The Reader: Vacation

Strawberry

Alma Bouwens, a learner in the Adult Tutoring Program, wrote this article for the winter 2017 issue of our learner newsletter, The Reader

Now that I know what vacation is, life seems to be a whole lot better. There was a time when I didn’t know what vacation was. My father was Texas born and met my mother on the other side of the Rio Grande in Mexico. So before I was born, my father would bring up immigrants from Texas to pick vegetables and fruit in Michigan. My father married my mother in the United States, so that made her an American citizen. Every year they would travel for miles from state to state working on farms along the way. My father had a semi-truck and could fit all our relatives and friends in the back. When they would tell us stories about their travels, we would laugh and say “you were like Gypsys.”

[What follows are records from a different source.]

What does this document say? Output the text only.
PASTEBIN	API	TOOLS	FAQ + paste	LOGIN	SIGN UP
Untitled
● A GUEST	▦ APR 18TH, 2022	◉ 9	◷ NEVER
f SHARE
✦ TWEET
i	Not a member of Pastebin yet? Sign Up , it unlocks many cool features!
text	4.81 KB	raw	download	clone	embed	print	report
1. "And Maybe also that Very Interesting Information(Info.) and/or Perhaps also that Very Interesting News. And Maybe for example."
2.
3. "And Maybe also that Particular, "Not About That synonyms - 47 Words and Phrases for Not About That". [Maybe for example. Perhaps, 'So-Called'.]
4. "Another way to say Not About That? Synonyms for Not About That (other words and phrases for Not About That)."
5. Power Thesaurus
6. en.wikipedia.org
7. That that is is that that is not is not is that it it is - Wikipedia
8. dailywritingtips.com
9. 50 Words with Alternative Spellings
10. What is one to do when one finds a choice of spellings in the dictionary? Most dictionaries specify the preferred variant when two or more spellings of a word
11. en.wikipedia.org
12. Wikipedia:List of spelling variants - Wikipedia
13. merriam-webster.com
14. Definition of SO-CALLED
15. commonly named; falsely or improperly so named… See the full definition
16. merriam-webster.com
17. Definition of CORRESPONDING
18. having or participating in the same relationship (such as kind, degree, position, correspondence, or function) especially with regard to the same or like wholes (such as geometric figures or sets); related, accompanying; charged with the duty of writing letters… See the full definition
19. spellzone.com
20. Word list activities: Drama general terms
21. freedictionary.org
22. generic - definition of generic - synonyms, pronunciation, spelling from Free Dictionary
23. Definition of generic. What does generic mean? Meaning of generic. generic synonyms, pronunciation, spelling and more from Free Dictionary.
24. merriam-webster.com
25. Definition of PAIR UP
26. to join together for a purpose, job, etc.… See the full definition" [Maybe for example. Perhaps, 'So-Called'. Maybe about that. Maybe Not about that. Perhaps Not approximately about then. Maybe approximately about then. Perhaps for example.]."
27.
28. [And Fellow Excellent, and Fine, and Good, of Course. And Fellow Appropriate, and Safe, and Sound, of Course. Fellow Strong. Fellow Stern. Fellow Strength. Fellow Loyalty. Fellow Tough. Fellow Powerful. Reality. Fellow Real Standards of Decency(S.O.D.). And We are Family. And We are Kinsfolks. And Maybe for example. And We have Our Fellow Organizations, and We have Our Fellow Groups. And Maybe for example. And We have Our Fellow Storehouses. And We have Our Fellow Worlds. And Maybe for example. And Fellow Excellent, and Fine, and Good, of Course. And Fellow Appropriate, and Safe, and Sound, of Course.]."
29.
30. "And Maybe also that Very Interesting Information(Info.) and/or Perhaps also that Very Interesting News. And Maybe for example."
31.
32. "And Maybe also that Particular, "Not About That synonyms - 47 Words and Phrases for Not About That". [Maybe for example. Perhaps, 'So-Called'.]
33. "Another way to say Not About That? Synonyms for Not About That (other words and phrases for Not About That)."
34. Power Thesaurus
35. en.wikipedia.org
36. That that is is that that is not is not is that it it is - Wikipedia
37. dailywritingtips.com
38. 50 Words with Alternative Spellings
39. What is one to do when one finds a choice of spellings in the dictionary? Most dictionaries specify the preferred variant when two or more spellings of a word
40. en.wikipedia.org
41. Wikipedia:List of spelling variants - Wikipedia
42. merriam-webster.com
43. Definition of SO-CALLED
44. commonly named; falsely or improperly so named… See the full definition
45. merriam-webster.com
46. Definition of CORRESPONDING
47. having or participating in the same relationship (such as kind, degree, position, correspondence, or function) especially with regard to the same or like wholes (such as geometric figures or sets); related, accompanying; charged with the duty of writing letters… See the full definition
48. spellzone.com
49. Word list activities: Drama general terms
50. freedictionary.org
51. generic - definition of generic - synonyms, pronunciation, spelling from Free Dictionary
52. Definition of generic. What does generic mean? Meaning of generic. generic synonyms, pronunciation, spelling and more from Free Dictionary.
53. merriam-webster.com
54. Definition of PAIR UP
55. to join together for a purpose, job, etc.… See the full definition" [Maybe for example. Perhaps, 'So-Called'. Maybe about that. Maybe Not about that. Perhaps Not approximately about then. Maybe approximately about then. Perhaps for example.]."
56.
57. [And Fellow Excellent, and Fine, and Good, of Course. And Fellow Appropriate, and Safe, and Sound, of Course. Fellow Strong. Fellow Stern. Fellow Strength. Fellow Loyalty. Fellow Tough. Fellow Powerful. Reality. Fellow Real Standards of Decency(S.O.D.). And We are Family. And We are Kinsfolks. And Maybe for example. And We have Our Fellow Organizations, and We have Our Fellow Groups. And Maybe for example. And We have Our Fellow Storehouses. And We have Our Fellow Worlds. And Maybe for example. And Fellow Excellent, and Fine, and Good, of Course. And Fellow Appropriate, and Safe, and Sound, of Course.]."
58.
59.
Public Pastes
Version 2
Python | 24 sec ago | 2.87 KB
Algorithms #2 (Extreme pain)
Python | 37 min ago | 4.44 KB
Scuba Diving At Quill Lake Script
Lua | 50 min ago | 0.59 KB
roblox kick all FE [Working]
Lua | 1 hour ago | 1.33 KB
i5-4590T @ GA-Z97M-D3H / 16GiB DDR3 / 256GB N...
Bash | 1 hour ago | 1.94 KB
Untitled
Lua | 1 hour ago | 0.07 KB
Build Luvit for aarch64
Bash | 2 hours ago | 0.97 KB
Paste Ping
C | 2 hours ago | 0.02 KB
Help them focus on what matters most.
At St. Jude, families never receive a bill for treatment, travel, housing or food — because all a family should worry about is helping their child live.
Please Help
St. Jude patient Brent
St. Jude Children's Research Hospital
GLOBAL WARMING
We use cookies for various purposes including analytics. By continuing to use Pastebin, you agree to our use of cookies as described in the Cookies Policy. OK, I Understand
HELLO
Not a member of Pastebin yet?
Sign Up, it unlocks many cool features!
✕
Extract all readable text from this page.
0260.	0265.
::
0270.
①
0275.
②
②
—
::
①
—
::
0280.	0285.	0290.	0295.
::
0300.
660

My father landed a job in a furniture factory in Holland, Michigan in 1944. My parents decided to make Holland their home. My parents had eight children. Four of the children were born in Holland, Mi. and the last child was born in Grand Rapids, Mi. By the time I was five, we all knew how to work. Now days, it would be called child labor. Back then we had to work just to keep living. My father didn’t make much being a factory worker, so knowing the farms in the area, my parents felt we could all work to earn money for school clothes.

In July, it was strawberry picking time. Then we picked cherries, getting up at four in the morning, getting ready for work. To end up the summer, my father would pack up the woody, a long station wagon, and he would drive us all back to Holland, Michigan. We lived in a little hut, slept on straw made beds, and worked everyday six days a week picking blueberries. My father would visit us every weekend with a watermelon and sweets. We always looked forward to that. I believe one of my brothers ate more then he picked, because his lips were always purple. This all happened through the summer months every year until I turned eighteen years old. I remember when going to grade school, after summer vacation, all my friends would talk about all the places they went and fun they had. Some went to camps, others went to their grandparents by the lake, and some even went to Disney Land. When my friends would ask,” how was my vacation?” I really didn’t know what they were talking about. I didn’t want them to know that I worked all summer long, so I would just tell them. “I left the city to go to the country.” Lots of kids thought I was lucky to get out of the city.

When I think back about all those years I worked as a child and young adult, in a way I do feel lucky. Even though we worked eight hours a day, six days a week, we met new friends, played when not working, and went to Sunday church. The farm owner’s children became our friends and they made it nice for us every year we were there. It was a sad year when I finally stop working there. Up to this day, we still keep in contact with the owners and their two children. We are all older now, but whenever we see each other we talk about the good times we had on the farm. To many people, it would probably seem like work. For us, it was a vacation.